Une projection du quartier de la Concorde pour le futur.
Une projection du quartier de la Concorde pour le futur.

La Vasque Olympique établie Porte Maillot ?

Autre place majeure de la perspective de l’Axe Historique de Paris, l’Étoile sera également transformée selon les mêmes principes : élargissement de l’espace piéton autour de l’Arc de Triomphe, réduction de la circulation de 10 à 7 voies, et création d’un anneau végétalisé autour de la place, ponctué de 12 salons végétaux. L’axe poursuit ensuite sa route vers l’avenue de la Grande-Armée, grande oubliée puisqu’il s’agit du seul tronçon à n’avoir connu aucun réaménagement depuis presque 100 ans.

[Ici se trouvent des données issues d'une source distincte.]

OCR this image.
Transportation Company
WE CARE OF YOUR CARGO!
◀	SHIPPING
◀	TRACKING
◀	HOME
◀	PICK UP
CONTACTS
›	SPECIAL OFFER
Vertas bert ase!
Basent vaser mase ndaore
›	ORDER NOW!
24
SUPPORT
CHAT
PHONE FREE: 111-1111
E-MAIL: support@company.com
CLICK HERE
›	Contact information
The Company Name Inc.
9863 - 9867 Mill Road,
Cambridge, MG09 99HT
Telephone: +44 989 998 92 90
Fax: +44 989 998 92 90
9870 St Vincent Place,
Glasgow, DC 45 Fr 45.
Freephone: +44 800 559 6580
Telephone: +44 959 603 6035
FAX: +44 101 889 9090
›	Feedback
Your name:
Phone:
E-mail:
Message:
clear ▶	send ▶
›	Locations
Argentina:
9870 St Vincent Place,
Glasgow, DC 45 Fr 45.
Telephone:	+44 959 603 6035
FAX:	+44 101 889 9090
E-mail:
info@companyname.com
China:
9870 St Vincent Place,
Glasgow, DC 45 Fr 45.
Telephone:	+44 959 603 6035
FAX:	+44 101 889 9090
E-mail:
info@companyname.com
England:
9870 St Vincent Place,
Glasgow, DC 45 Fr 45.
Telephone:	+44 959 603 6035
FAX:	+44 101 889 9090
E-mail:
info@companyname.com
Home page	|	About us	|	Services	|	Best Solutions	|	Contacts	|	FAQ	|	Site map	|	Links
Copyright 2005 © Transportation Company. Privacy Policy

La vision « Grande-Armée 2030 » ambitionne de lui redonner son caractère de promenade plantée : suppression des contre-allées, élargissement des trottoirs, réduction de la circulation de 6 à 4 voies, et réaménagement de la sortie du tunnel de l’Étoile, coiffée d’un belvédère pour offrir une vue sur l’Arc de Triomphe.

Surtout, l’avenue sera reconnectée au Bois de Boulogne, désormais prolongé jusqu’à la Porte Maillot, dont la transformation a déjà commencé avec des aménagements à 30 millions d’euros. Cette connexion sera symbolisée par un portique. La nouveauté du secteur réside dans la possible installation d’un héritage des Jeux Olympiques : selon Éric Donnet, président du Comité Grande-Armée, la Porte Maillot pourrait accueillir la Vasque Olympique, la plaçant à proximité directe du nouveau siège d’EDF.

L’avenue de la Grande Armée telle qu’imaginée.
L’avenue de la Grande Armée telle qu’imaginée.

L’Axe Historique de Paris… et plus loin encore

Située sur la perspective de l’Axe Historique de Paris, la ville de Neuilly-sur-Seine a également pris des mesures pour transformer son artère principale. Le concours des « Allées de Neuilly », lancé en 2016, touche à sa fin avec la réfection de l’avenue Charles-de-Gaulle. Seize « folies » — kiosques et pavillons contemporains — y seront bientôt édifiées, offrant des espaces culturels ou concept-stores. Montant total de l’opération : 70 millions d’euros.

La promenade se clôt à La Défense, dont l’esplanade subit une mue profonde pour devenir, à l’horizon 2027, un parc urbain de 5 hectares. Baptisé « Le Parc », ce projet de 600 mètres de long est porté par le paysagiste Michel Desvigne. Le vieux quartier d’affaires traverse actuellement des turbulences, mais il doit désormais embrasser la modernité écologique. L’Association des utilisateurs de La Défense a ainsi mandaté le cabinet Deloitte pour émettre des préconisations quant à l’avenir du secteur. Il s’agira de faciliter le redéveloppement des tours vieillissantes, d’encourager leur mixité et de convertir certains bureaux en lieux d’enseignement, en appartements ou en hôtels.

La Défense prévoit également de construire 5 000 logements pour étudiants et jeunes actifs afin de renforcer son statut de campus d’innovation, destiné à former les élites de demain, futurs acteurs de la grande Histoire. Quant à la Voie Royale de Le Nôtre, elle continue son chemin vers Saint-Germain-en-Laye, et — pourquoi pas — jusqu’à la mer, vers un horizon où tout reste à écrire.